Climate change is the outcome of anthropogenic activities, including burning fossil fuels for generating energy. In the UK, it has been acknowledged that the majority of the housing stock will still be in use in another century. However, due to the widespread inefficient energy performance of buildings, improving the efficiency of existing UK homes has been prioritised in the government ‘s agenda in the last few decades. It has been asserted that several retrofit programmes in the UK have not achieved the expected levels of energy savings due to the ‘Building Performance Gap’ (BPG) where the predicted home energy use does not reflect the actual energy consumed. The reason of this is that energy consumption does not only rely on physical characteristics of buildings, but is directly associated to a series of socio-cultural and behavioural factors concerning occupants. Those factors need to be considered for an improved building energy operation which may consequently benefit to the future retrofit schemes.
In an attempt to address this research problem, this study aims to improve the efficiency of energy operation in the UK social housing sector post retrofit by investigating the impact of occupants’ energy consumption behaviour, occupancy patterns and socio-demographic characteristics on home energy performance. Suggestions are made for policy makers by addressing the results found during the research to improve occupants’ energy consumption behaviour. Behavioural interventions are explored including energy management applications that may help improve occupants’ energy consumption behaviour and help reduce the gap between expected and real performance.
To fulfil the research aims, the research adopts a sequential explanatory mixed-method research design where the method is primarily a questionnaire survey to collect the majority of the research data followed by a focus group interview for further interpretation. Through the practical case study of two social housing estates in London, the questionnaire survey was designed to understand correlations between occupants’ energy consumption behaviour, occupancy patterns, socio-demographic characteristics and energy performance in the UK’s social housing sector. Besides, the focus group interview was designed to further explore the barriers of energy behavioural change and obtain the feedback of occupants’ attitudes towards a series of energy management application features as a viable intervention to address home energy performance.
The results demonstrate that ‘quarterly energy bills’ are correlated with a number of energy consumption behaviours, such as the ‘use of heating controls’, ‘use of windows’ and ‘use of extractor fans’ for ventilation purposes.

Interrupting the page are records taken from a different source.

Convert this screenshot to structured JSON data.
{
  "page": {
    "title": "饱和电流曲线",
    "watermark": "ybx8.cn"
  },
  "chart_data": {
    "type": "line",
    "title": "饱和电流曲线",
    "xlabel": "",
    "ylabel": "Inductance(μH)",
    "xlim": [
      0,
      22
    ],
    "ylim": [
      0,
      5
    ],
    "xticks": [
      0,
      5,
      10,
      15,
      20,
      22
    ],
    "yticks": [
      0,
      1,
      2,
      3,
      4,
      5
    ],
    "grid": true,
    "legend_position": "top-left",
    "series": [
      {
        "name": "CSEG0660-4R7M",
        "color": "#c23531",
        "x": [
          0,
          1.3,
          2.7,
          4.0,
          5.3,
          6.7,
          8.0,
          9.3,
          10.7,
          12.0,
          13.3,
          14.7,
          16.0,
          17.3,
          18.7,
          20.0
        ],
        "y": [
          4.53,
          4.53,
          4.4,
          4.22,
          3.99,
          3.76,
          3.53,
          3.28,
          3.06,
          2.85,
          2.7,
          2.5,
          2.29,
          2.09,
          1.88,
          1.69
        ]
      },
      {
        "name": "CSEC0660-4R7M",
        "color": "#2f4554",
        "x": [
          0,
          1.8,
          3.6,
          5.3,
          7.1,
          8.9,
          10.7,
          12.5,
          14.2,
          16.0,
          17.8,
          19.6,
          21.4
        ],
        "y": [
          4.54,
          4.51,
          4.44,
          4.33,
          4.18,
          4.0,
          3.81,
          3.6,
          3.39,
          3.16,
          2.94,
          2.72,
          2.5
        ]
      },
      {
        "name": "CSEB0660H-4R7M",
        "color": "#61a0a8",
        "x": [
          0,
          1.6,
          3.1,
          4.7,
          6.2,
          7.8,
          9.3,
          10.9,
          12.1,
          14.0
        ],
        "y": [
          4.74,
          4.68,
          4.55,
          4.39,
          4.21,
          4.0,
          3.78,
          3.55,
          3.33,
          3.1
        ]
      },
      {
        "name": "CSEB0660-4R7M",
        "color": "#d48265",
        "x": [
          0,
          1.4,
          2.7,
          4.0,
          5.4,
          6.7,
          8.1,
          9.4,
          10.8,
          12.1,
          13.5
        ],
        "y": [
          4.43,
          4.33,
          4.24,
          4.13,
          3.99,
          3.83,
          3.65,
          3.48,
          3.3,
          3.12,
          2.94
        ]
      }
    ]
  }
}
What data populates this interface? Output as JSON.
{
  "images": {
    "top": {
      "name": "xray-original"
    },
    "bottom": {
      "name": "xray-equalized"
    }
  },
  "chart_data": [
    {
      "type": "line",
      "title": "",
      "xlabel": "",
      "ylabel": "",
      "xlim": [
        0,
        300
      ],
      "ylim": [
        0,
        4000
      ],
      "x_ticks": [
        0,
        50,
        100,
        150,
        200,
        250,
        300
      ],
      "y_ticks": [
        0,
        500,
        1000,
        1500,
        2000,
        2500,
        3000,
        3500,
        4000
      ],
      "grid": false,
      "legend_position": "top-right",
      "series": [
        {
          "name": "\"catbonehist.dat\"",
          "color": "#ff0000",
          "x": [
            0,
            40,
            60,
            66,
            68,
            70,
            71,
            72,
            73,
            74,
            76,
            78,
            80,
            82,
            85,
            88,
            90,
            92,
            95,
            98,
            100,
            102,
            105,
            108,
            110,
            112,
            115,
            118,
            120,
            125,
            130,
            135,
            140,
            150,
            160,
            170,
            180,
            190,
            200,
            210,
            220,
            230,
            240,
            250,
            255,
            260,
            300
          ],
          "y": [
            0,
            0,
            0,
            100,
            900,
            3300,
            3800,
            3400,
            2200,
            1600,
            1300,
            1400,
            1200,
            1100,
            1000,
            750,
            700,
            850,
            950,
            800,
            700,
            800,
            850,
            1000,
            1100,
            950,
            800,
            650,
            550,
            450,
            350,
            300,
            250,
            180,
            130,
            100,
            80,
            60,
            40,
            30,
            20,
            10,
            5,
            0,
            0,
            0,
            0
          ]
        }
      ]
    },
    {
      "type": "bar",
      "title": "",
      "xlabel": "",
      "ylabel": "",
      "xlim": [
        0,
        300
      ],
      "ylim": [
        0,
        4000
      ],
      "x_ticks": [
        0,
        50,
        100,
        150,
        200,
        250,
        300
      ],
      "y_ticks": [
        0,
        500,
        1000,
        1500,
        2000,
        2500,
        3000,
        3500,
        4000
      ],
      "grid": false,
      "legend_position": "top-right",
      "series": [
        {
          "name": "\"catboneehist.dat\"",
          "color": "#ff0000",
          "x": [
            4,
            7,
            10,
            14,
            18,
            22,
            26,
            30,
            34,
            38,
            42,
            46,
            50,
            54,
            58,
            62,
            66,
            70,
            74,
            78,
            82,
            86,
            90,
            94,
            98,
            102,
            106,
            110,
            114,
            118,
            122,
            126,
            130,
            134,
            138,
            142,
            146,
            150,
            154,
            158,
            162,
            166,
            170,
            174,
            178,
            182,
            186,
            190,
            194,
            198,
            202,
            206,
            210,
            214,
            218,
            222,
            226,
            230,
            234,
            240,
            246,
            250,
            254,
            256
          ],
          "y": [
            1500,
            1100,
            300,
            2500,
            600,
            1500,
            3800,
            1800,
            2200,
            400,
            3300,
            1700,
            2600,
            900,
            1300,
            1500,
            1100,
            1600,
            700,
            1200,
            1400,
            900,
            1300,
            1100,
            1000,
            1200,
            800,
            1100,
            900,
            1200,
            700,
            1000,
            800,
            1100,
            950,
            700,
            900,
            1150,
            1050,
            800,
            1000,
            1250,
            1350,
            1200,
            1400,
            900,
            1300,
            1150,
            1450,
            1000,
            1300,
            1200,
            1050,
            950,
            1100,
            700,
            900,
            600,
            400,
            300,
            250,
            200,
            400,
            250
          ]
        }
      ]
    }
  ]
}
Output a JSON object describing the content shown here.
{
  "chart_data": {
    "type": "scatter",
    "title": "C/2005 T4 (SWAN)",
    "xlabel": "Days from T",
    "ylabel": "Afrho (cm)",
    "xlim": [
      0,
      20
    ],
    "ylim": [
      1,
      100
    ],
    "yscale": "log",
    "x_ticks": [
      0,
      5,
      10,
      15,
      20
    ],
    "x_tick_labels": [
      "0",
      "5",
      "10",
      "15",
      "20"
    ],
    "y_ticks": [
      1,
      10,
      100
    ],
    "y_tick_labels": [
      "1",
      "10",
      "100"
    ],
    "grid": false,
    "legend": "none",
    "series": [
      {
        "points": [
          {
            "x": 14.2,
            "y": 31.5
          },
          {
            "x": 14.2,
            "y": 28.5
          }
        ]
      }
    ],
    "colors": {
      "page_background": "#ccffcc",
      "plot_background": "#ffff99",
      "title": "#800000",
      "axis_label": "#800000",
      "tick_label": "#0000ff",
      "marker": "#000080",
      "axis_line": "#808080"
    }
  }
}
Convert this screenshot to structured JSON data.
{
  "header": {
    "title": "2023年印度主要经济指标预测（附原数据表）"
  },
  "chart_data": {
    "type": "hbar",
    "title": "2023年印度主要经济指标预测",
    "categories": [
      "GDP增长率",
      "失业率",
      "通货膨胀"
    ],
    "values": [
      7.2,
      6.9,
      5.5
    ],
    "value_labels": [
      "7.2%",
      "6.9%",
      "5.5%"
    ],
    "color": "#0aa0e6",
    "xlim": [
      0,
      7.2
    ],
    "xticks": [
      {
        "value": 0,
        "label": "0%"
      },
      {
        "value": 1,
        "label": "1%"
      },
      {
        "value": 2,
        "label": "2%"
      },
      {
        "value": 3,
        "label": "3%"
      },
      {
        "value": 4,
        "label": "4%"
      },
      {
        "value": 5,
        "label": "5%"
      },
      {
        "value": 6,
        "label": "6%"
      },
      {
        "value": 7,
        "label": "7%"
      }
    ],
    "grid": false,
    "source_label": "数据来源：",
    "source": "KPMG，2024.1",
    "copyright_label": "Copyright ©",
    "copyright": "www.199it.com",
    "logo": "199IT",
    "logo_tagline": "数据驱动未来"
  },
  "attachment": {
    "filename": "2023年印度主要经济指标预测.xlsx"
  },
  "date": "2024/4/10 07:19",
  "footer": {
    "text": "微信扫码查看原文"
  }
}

Besides, variances of energy performance are also identified among different household profiles, such as ‘number of children’, ‘teenagers’, ‘unemployed members’ and ‘total number of occupants’. A number of barriers to improve energy consumption behaviour are also identified during the focus group interview, such as ‘catering for children needs’, ‘daily workload’, ‘value for money’, ‘personal preferences’. The analysis also shows that those barriers are closely associated with the age groups and family sizes. It indicates that the household profiles and socio-economic factors need to be taken into consideration when designing retrofit programmes. The correlations between ‘quarterly bills’, ‘housing issues’, ‘energy consumption behaviours’ and ‘flat orientations’ also imply that the one-size-fits-all retrofit approach may also need to be altered to more tailored measures by considering the impact of solar radiation on thermal comfort. To make effective behavioural interventions, occupants’ attitudes towards different energy management application features were explored. Most interviewees preferred to receive real-time behavioural suggestions that take account of their socio-demographic information. Suggestions for other application features also include energy comparisons, socialised platform and elements of gamification design options in the energy management application.
The study found that effective and tailored design of energy use information and strategies are essential to improve occupants’ energy behaviours. Consistent and community-based approaches to disseminate energy knowledge targeting diverse household profiles are also recommended. Besides, the energy feedback and interactions with smart technologies, such as energy management applications, may be another effective way to increase occupants’ energy awareness and promote behavioural change. However, the slow progress of rolling out smart meters does not help increase occupants’ energy awareness and provide necessary infrastructure for the deployment of energy management application.